Lexipedia

Pfister Gerhard · Nationalrat · 2026-03-11

Pfister Gerhard · Nationalrat · Zug · Die Mitte-Fraktion. Die Mitte. EVP. · 2026-03-11

Wortprotokoll

Diese Motion wurde im Ständerat angenommen, so wie auch die gleichlautende Motion Riner 25.3274 im Nationalrat angenommen wurde. Die Kommission Ihres Rates beschloss an der Sitzung vom 22.[NB]Januar 2026, dazu Anhörungen durchzuführen, dies auf Wunsch der KKJPD, die sich in einem Brief an die Kommission gewandt hatte. Die Kantone und Gemeinden sind für den Vollzug zuständig, und deshalb erachtete die Kommission es als angemessen, sie vor der Entscheidung anzuhören.

Die Motion verlangt, dass vorläufig aufgenommene Personen mit einem Ausweis N und sogenannte Sans-Papiers grundsätzlich erst nach zehn Jahren Wartefrist um eine Aufenthaltsbewilligung ersuchen können. Kurz zusammengefasst: Sogenannte Härtefallgesuche sollen für alle grundsätzlich erst ab zehn Jahren möglich sein.

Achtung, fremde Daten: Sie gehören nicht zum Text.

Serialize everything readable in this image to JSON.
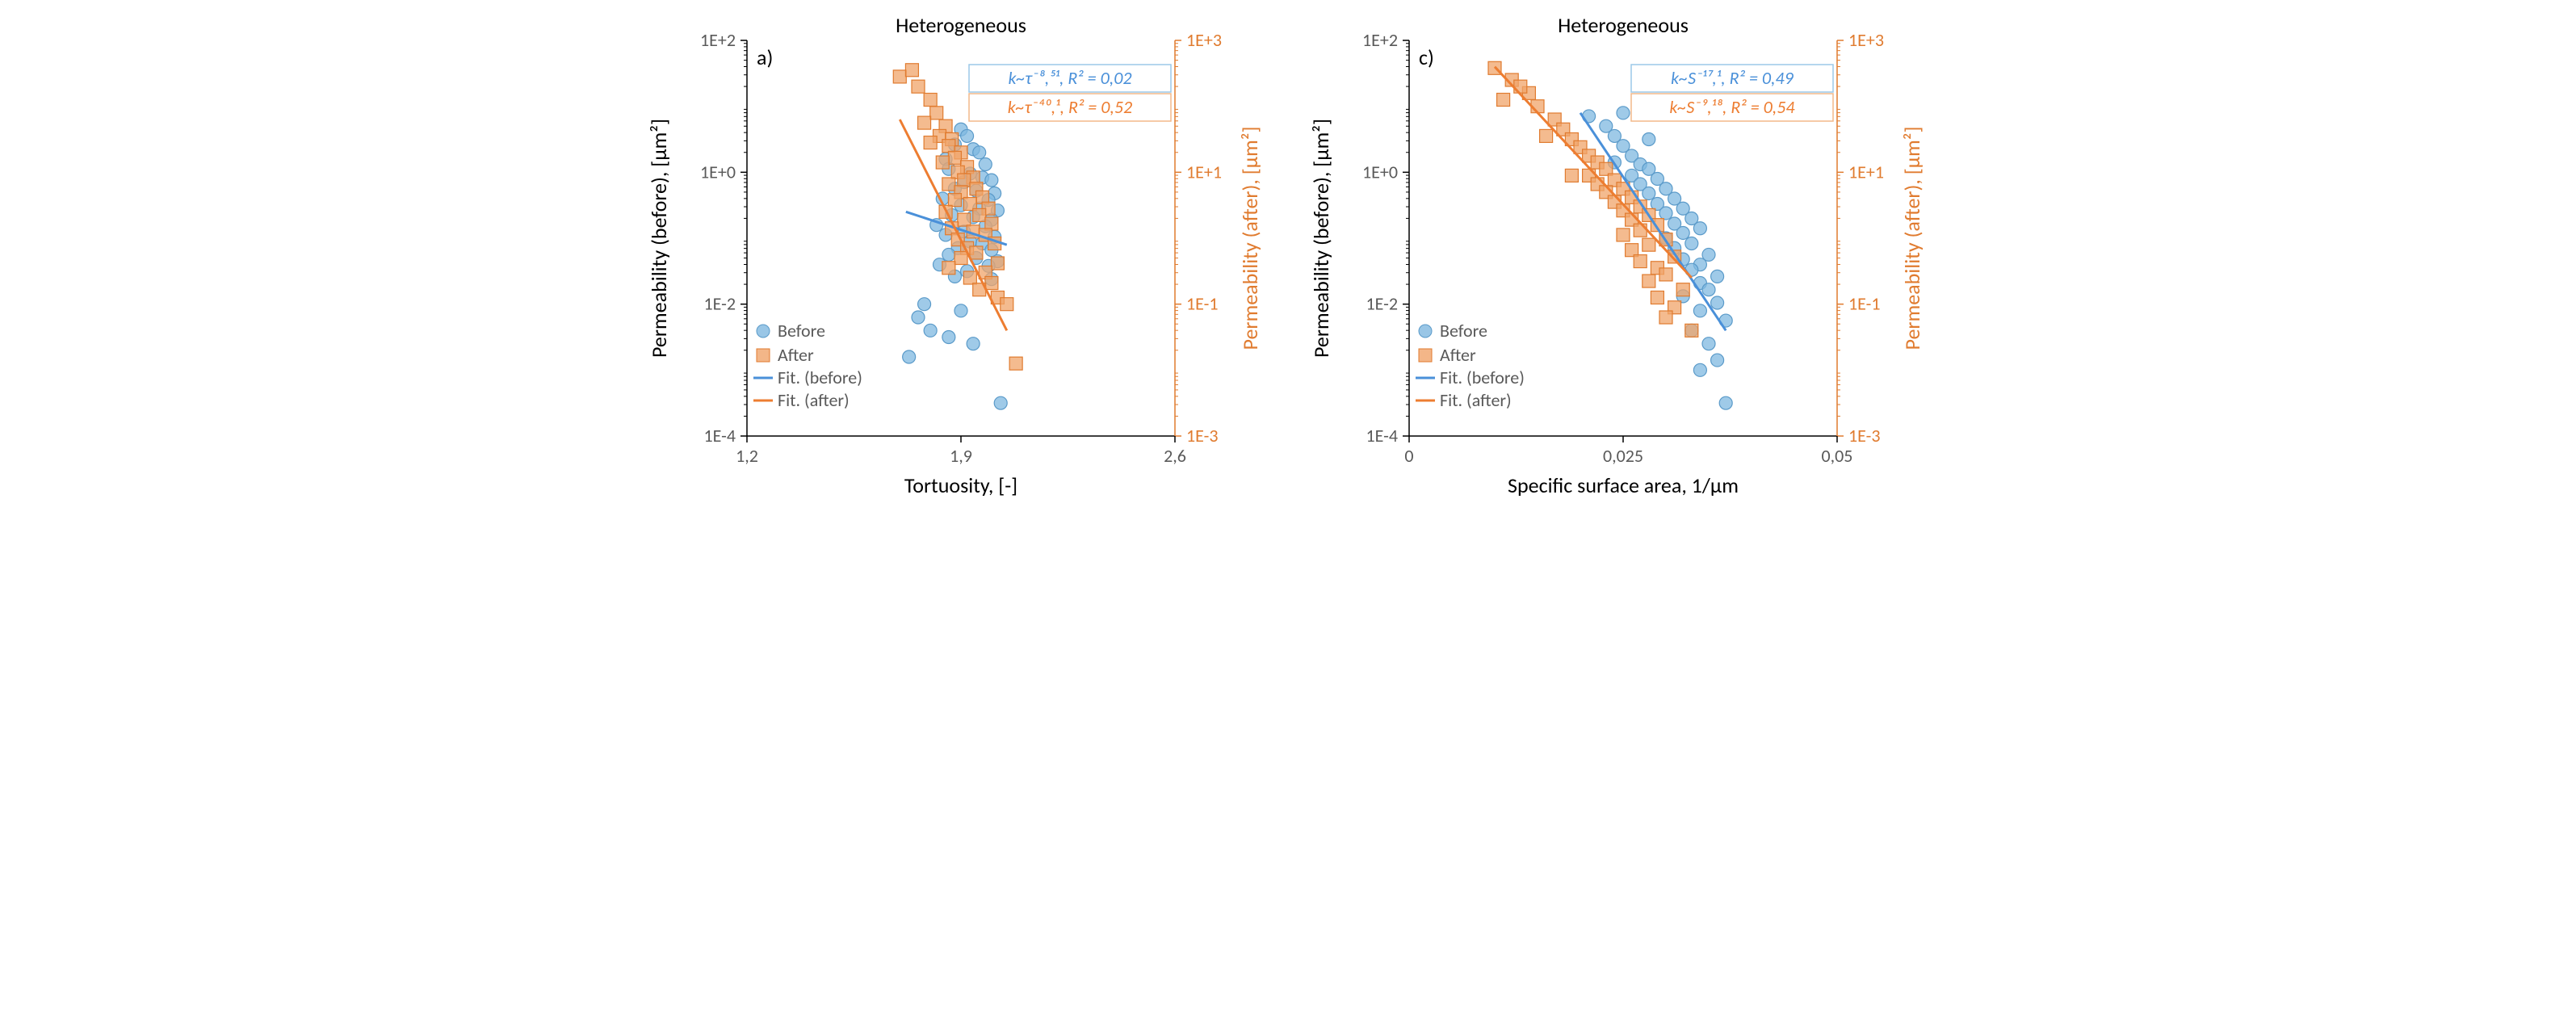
{
  "colors": {
    "before": "#7fb8e0",
    "before_stroke": "#5a9ac9",
    "after": "#f0a46a",
    "after_stroke": "#e07b2f",
    "fit_before": "#4a90d9",
    "fit_after": "#ed7d31",
    "axis_black": "#000000",
    "axis_gray": "#808080",
    "tick_gray": "#595959",
    "box_before": "#9cc9e8",
    "box_after": "#f2b98a"
  },
  "common": {
    "title": "Heterogeneous",
    "y_left_label": "Permeability (before), [µm²]",
    "y_right_label": "Permeability (after), [µm²]",
    "y_left_ticks": [
      "1E-4",
      "1E-2",
      "1E+0",
      "1E+2"
    ],
    "y_right_ticks": [
      "1E-3",
      "1E-1",
      "1E+1",
      "1E+3"
    ],
    "y_left_range": [
      -4,
      2
    ],
    "y_right_range": [
      -3,
      3
    ],
    "legend": {
      "before": "Before",
      "after": "After",
      "fit_before": "Fit. (before)",
      "fit_after": "Fit. (after)"
    }
  },
  "panel_a": {
    "letter": "a)",
    "x_label": "Tortuosity, [-]",
    "x_ticks": [
      "1,2",
      "1,9",
      "2,6"
    ],
    "x_range": [
      1.2,
      2.6
    ],
    "fit_before_text": "k~τ⁻⁸,⁵¹, R² = 0,02",
    "fit_after_text": "k~τ⁻⁴⁰,¹, R² = 0,52",
    "fit_before_line": {
      "x1": 1.72,
      "y1": -0.6,
      "x2": 2.05,
      "y2": -1.1
    },
    "fit_after_line": {
      "x1": 1.7,
      "y1": 0.8,
      "x2": 2.05,
      "y2": -2.4
    },
    "before_points": [
      [
        1.9,
        0.65
      ],
      [
        1.92,
        0.55
      ],
      [
        1.88,
        0.42
      ],
      [
        1.94,
        0.35
      ],
      [
        1.96,
        0.3
      ],
      [
        1.85,
        0.2
      ],
      [
        1.98,
        0.12
      ],
      [
        1.86,
        0.05
      ],
      [
        1.93,
        -0.02
      ],
      [
        1.97,
        -0.08
      ],
      [
        2.0,
        -0.12
      ],
      [
        1.91,
        -0.15
      ],
      [
        1.88,
        -0.25
      ],
      [
        1.95,
        -0.28
      ],
      [
        2.01,
        -0.32
      ],
      [
        1.84,
        -0.4
      ],
      [
        1.99,
        -0.42
      ],
      [
        1.9,
        -0.5
      ],
      [
        1.96,
        -0.55
      ],
      [
        2.02,
        -0.58
      ],
      [
        1.87,
        -0.65
      ],
      [
        1.94,
        -0.68
      ],
      [
        2.0,
        -0.72
      ],
      [
        1.82,
        -0.8
      ],
      [
        1.98,
        -0.82
      ],
      [
        1.91,
        -0.9
      ],
      [
        1.85,
        -0.95
      ],
      [
        2.01,
        -0.98
      ],
      [
        1.93,
        -1.05
      ],
      [
        1.97,
        -1.08
      ],
      [
        1.89,
        -1.15
      ],
      [
        2.0,
        -1.18
      ],
      [
        1.86,
        -1.25
      ],
      [
        1.95,
        -1.3
      ],
      [
        2.02,
        -1.35
      ],
      [
        1.83,
        -1.4
      ],
      [
        1.99,
        -1.42
      ],
      [
        1.92,
        -1.5
      ],
      [
        1.88,
        -1.58
      ],
      [
        2.0,
        -1.62
      ],
      [
        1.76,
        -2.2
      ],
      [
        1.8,
        -2.4
      ],
      [
        1.86,
        -2.5
      ],
      [
        1.94,
        -2.6
      ],
      [
        1.73,
        -2.8
      ],
      [
        2.03,
        -3.5
      ],
      [
        1.9,
        -2.1
      ],
      [
        1.78,
        -2.0
      ]
    ],
    "after_points": [
      [
        1.7,
        1.45
      ],
      [
        1.76,
        1.3
      ],
      [
        1.74,
        1.55
      ],
      [
        1.8,
        1.1
      ],
      [
        1.82,
        0.9
      ],
      [
        1.78,
        0.75
      ],
      [
        1.85,
        0.7
      ],
      [
        1.83,
        0.55
      ],
      [
        1.87,
        0.5
      ],
      [
        1.86,
        0.4
      ],
      [
        1.9,
        0.3
      ],
      [
        1.88,
        0.22
      ],
      [
        1.84,
        0.15
      ],
      [
        1.92,
        0.08
      ],
      [
        1.89,
        0.0
      ],
      [
        1.94,
        -0.08
      ],
      [
        1.91,
        -0.12
      ],
      [
        1.86,
        -0.18
      ],
      [
        1.95,
        -0.25
      ],
      [
        1.9,
        -0.3
      ],
      [
        1.97,
        -0.38
      ],
      [
        1.88,
        -0.42
      ],
      [
        1.93,
        -0.48
      ],
      [
        1.99,
        -0.55
      ],
      [
        1.85,
        -0.6
      ],
      [
        1.96,
        -0.65
      ],
      [
        1.91,
        -0.72
      ],
      [
        2.0,
        -0.78
      ],
      [
        1.87,
        -0.85
      ],
      [
        1.94,
        -0.9
      ],
      [
        1.98,
        -0.95
      ],
      [
        1.89,
        -1.02
      ],
      [
        2.01,
        -1.08
      ],
      [
        1.92,
        -1.15
      ],
      [
        1.95,
        -1.22
      ],
      [
        1.9,
        -1.3
      ],
      [
        2.02,
        -1.38
      ],
      [
        1.86,
        -1.45
      ],
      [
        1.98,
        -1.52
      ],
      [
        1.93,
        -1.6
      ],
      [
        2.0,
        -1.68
      ],
      [
        1.96,
        -1.78
      ],
      [
        2.02,
        -1.9
      ],
      [
        2.08,
        -2.9
      ],
      [
        2.05,
        -2.0
      ],
      [
        1.8,
        0.45
      ]
    ]
  },
  "panel_c": {
    "letter": "c)",
    "x_label": "Specific surface area, 1/µm",
    "x_ticks": [
      "0",
      "0,025",
      "0,05"
    ],
    "x_range": [
      0,
      0.05
    ],
    "fit_before_text": "k~S⁻¹⁷,¹, R² = 0,49",
    "fit_after_text": "k~S⁻⁹,¹⁸, R² = 0,54",
    "fit_before_line": {
      "x1": 0.02,
      "y1": 0.9,
      "x2": 0.037,
      "y2": -2.4
    },
    "fit_after_line": {
      "x1": 0.01,
      "y1": 1.6,
      "x2": 0.033,
      "y2": -1.6
    },
    "before_points": [
      [
        0.021,
        0.85
      ],
      [
        0.023,
        0.7
      ],
      [
        0.024,
        0.55
      ],
      [
        0.025,
        0.4
      ],
      [
        0.026,
        0.25
      ],
      [
        0.027,
        0.12
      ],
      [
        0.028,
        0.05
      ],
      [
        0.026,
        -0.05
      ],
      [
        0.029,
        -0.1
      ],
      [
        0.027,
        -0.18
      ],
      [
        0.03,
        -0.25
      ],
      [
        0.028,
        -0.32
      ],
      [
        0.031,
        -0.4
      ],
      [
        0.029,
        -0.48
      ],
      [
        0.032,
        -0.55
      ],
      [
        0.03,
        -0.62
      ],
      [
        0.033,
        -0.7
      ],
      [
        0.031,
        -0.78
      ],
      [
        0.034,
        -0.85
      ],
      [
        0.032,
        -0.92
      ],
      [
        0.03,
        -1.0
      ],
      [
        0.033,
        -1.08
      ],
      [
        0.031,
        -1.15
      ],
      [
        0.035,
        -1.25
      ],
      [
        0.032,
        -1.32
      ],
      [
        0.034,
        -1.4
      ],
      [
        0.033,
        -1.48
      ],
      [
        0.036,
        -1.58
      ],
      [
        0.034,
        -1.68
      ],
      [
        0.035,
        -1.78
      ],
      [
        0.032,
        -1.88
      ],
      [
        0.036,
        -1.98
      ],
      [
        0.034,
        -2.1
      ],
      [
        0.037,
        -2.25
      ],
      [
        0.033,
        -2.4
      ],
      [
        0.035,
        -2.6
      ],
      [
        0.036,
        -2.85
      ],
      [
        0.034,
        -3.0
      ],
      [
        0.037,
        -3.5
      ],
      [
        0.025,
        0.9
      ],
      [
        0.028,
        0.5
      ],
      [
        0.024,
        0.15
      ]
    ],
    "after_points": [
      [
        0.01,
        1.58
      ],
      [
        0.012,
        1.4
      ],
      [
        0.014,
        1.2
      ],
      [
        0.015,
        1.0
      ],
      [
        0.017,
        0.8
      ],
      [
        0.018,
        0.65
      ],
      [
        0.019,
        0.5
      ],
      [
        0.02,
        0.38
      ],
      [
        0.021,
        0.25
      ],
      [
        0.022,
        0.15
      ],
      [
        0.023,
        0.05
      ],
      [
        0.021,
        -0.05
      ],
      [
        0.024,
        -0.12
      ],
      [
        0.022,
        -0.18
      ],
      [
        0.025,
        -0.25
      ],
      [
        0.023,
        -0.3
      ],
      [
        0.026,
        -0.38
      ],
      [
        0.024,
        -0.45
      ],
      [
        0.027,
        -0.52
      ],
      [
        0.025,
        -0.58
      ],
      [
        0.028,
        -0.65
      ],
      [
        0.026,
        -0.72
      ],
      [
        0.029,
        -0.8
      ],
      [
        0.027,
        -0.88
      ],
      [
        0.025,
        -0.95
      ],
      [
        0.03,
        -1.02
      ],
      [
        0.028,
        -1.1
      ],
      [
        0.026,
        -1.18
      ],
      [
        0.031,
        -1.28
      ],
      [
        0.027,
        -1.35
      ],
      [
        0.029,
        -1.45
      ],
      [
        0.03,
        -1.55
      ],
      [
        0.028,
        -1.65
      ],
      [
        0.032,
        -1.78
      ],
      [
        0.029,
        -1.9
      ],
      [
        0.031,
        -2.05
      ],
      [
        0.03,
        -2.2
      ],
      [
        0.033,
        -2.4
      ],
      [
        0.011,
        1.1
      ],
      [
        0.016,
        0.55
      ],
      [
        0.019,
        -0.05
      ],
      [
        0.013,
        1.3
      ]
    ]
  }
}
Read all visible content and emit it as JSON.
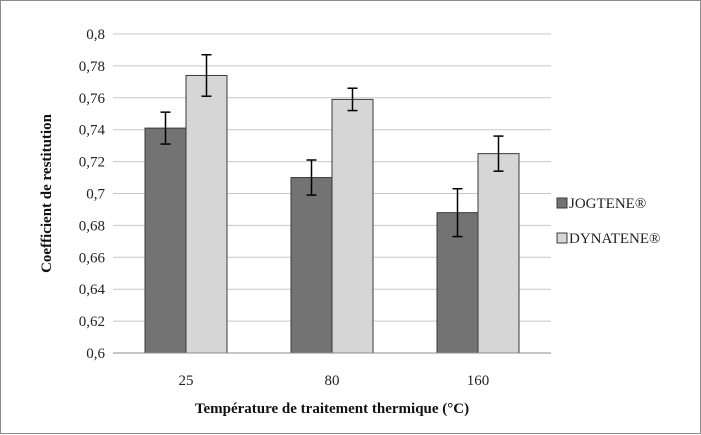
{
  "chart_data": {
    "type": "bar",
    "title": "",
    "xlabel": "Température de traitement thermique (°C)",
    "ylabel": "Coefficient de restitution",
    "categories": [
      "25",
      "80",
      "160"
    ],
    "ylim": [
      0.6,
      0.8
    ],
    "yticks": [
      "0,6",
      "0,62",
      "0,64",
      "0,66",
      "0,68",
      "0,7",
      "0,72",
      "0,74",
      "0,76",
      "0,78",
      "0,8"
    ],
    "grid": true,
    "legend_position": "right",
    "series": [
      {
        "name": "JOGTENE®",
        "color": "#737373",
        "values": [
          0.741,
          0.71,
          0.688
        ],
        "errors": [
          0.01,
          0.011,
          0.015
        ]
      },
      {
        "name": "DYNATENE®",
        "color": "#d6d6d6",
        "values": [
          0.774,
          0.759,
          0.725
        ],
        "errors": [
          0.013,
          0.007,
          0.011
        ]
      }
    ]
  }
}
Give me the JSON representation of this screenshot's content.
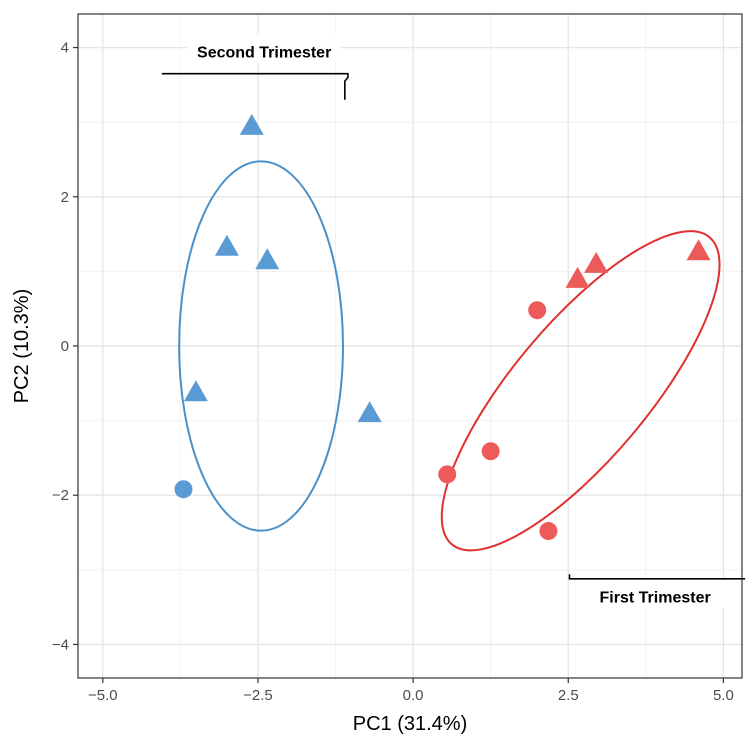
{
  "chart_data": {
    "type": "scatter",
    "xlabel": "PC1 (31.4%)",
    "ylabel": "PC2 (10.3%)",
    "xlim": [
      -5.4,
      5.3
    ],
    "ylim": [
      -4.45,
      4.45
    ],
    "x_ticks": [
      -5.0,
      -2.5,
      0.0,
      2.5,
      5.0
    ],
    "x_tick_labels": [
      "−5.0",
      "−2.5",
      "0.0",
      "2.5",
      "5.0"
    ],
    "y_ticks": [
      -4,
      -2,
      0,
      2,
      4
    ],
    "y_tick_labels": [
      "−4",
      "−2",
      "0",
      "2",
      "4"
    ],
    "grid": true,
    "colors": {
      "second": "#5b9bd5",
      "first": "#ed5a5a",
      "ellipse_second": "#4a90c8",
      "ellipse_first": "#e03030"
    },
    "series": [
      {
        "group": "second",
        "points": [
          {
            "x": -2.6,
            "y": 2.95,
            "shape": "triangle"
          },
          {
            "x": -3.0,
            "y": 1.33,
            "shape": "triangle"
          },
          {
            "x": -2.35,
            "y": 1.15,
            "shape": "triangle"
          },
          {
            "x": -3.5,
            "y": -0.62,
            "shape": "triangle"
          },
          {
            "x": -0.7,
            "y": -0.9,
            "shape": "triangle"
          },
          {
            "x": -3.7,
            "y": -1.92,
            "shape": "circle"
          }
        ]
      },
      {
        "group": "first",
        "points": [
          {
            "x": 2.65,
            "y": 0.9,
            "shape": "triangle"
          },
          {
            "x": 2.95,
            "y": 1.1,
            "shape": "triangle"
          },
          {
            "x": 4.6,
            "y": 1.27,
            "shape": "triangle"
          },
          {
            "x": 2.0,
            "y": 0.48,
            "shape": "circle"
          },
          {
            "x": 1.25,
            "y": -1.41,
            "shape": "circle"
          },
          {
            "x": 0.55,
            "y": -1.72,
            "shape": "circle"
          },
          {
            "x": 2.18,
            "y": -2.48,
            "shape": "circle"
          }
        ]
      }
    ],
    "ellipses": [
      {
        "group": "second",
        "cx": -2.45,
        "cy": 0.0,
        "rx": 2.2,
        "ry": 3.3,
        "rotation": 0
      },
      {
        "group": "first",
        "cx": 2.7,
        "cy": -0.6,
        "rx": 3.4,
        "ry": 1.65,
        "rotation": 50
      }
    ],
    "annotations": [
      {
        "text": "Second Trimester",
        "x": -2.4,
        "y": 3.95,
        "leader": [
          [
            -4.05,
            3.65
          ],
          [
            -1.05,
            3.65
          ],
          [
            -1.05,
            3.6
          ],
          [
            -1.1,
            3.55
          ],
          [
            -1.1,
            3.3
          ]
        ]
      },
      {
        "text": "First Trimester",
        "x": 3.9,
        "y": -3.36,
        "leader": [
          [
            2.52,
            -3.06
          ],
          [
            2.52,
            -3.12
          ],
          [
            5.35,
            -3.12
          ]
        ]
      }
    ]
  }
}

Die Anhörungen und weiteren Beratungen der Kommission fanden am 27.[NB]Februar statt. Die KKJPD sprach sich dezidiert dafür aus, einerseits Fehlanreize zu beseitigen, andererseits aber auch die integrationspolitischen Ziele nicht aus den Augen zu verlieren, nicht zuletzt, um die Finanzen von Kantonen und Gemeinden zu entlasten. Ebenso dezidiert sprach sich die Vertretung der KKJPD dafür aus, vorläufig Aufgenommenen weiterhin nach fünf Jahren ein Gesuch für eine Aufenthaltsbewilligung zu ermöglichen. Diese Frist ist ein zentrales integrationspolitisches Instrument. Die Verlängerung dieser Frist würde die Motivation erheblich senken, sich frühzeitig in den Arbeitsmarkt zu integrieren, die Sprache zu erlernen und Eigenverantwortung zu übernehmen. Dieses Anliegen wurde von sämtlichen Anhörungsteilnehmenden geteilt, von den kantonalen Migrationsämtern, von den kantonalen Sozialdirektorinnen und -direktoren, vom Schweizerischen Städteverband und vom Schweizerischen Gemeindeverband.

Die Kommission entschied nach diesen Anhörungen, die Motion stark abzuändern und nach verschiedenen Personenkategorien zu differenzieren. Bei der ersten Kategorie, den Sans-Papiers, soll eine Erhöhung der Wartefrist von fünf auf zehn Jahre erfolgen. Bei der zweiten Kategorie, den Asylsuchenden und den abgewiesenen Asylsuchenden, soll eine Erhöhung der Wartefrist von fünf auf acht Jahre angesetzt werden. Bei der dritten Kategorie, den vorläufig Aufgenommenen, soll gemäss dem Wunsch der für den Vollzug verantwortlichen Kantone und Gemeinden die bisherige Frist von fünf Jahren weiterhin bestehen.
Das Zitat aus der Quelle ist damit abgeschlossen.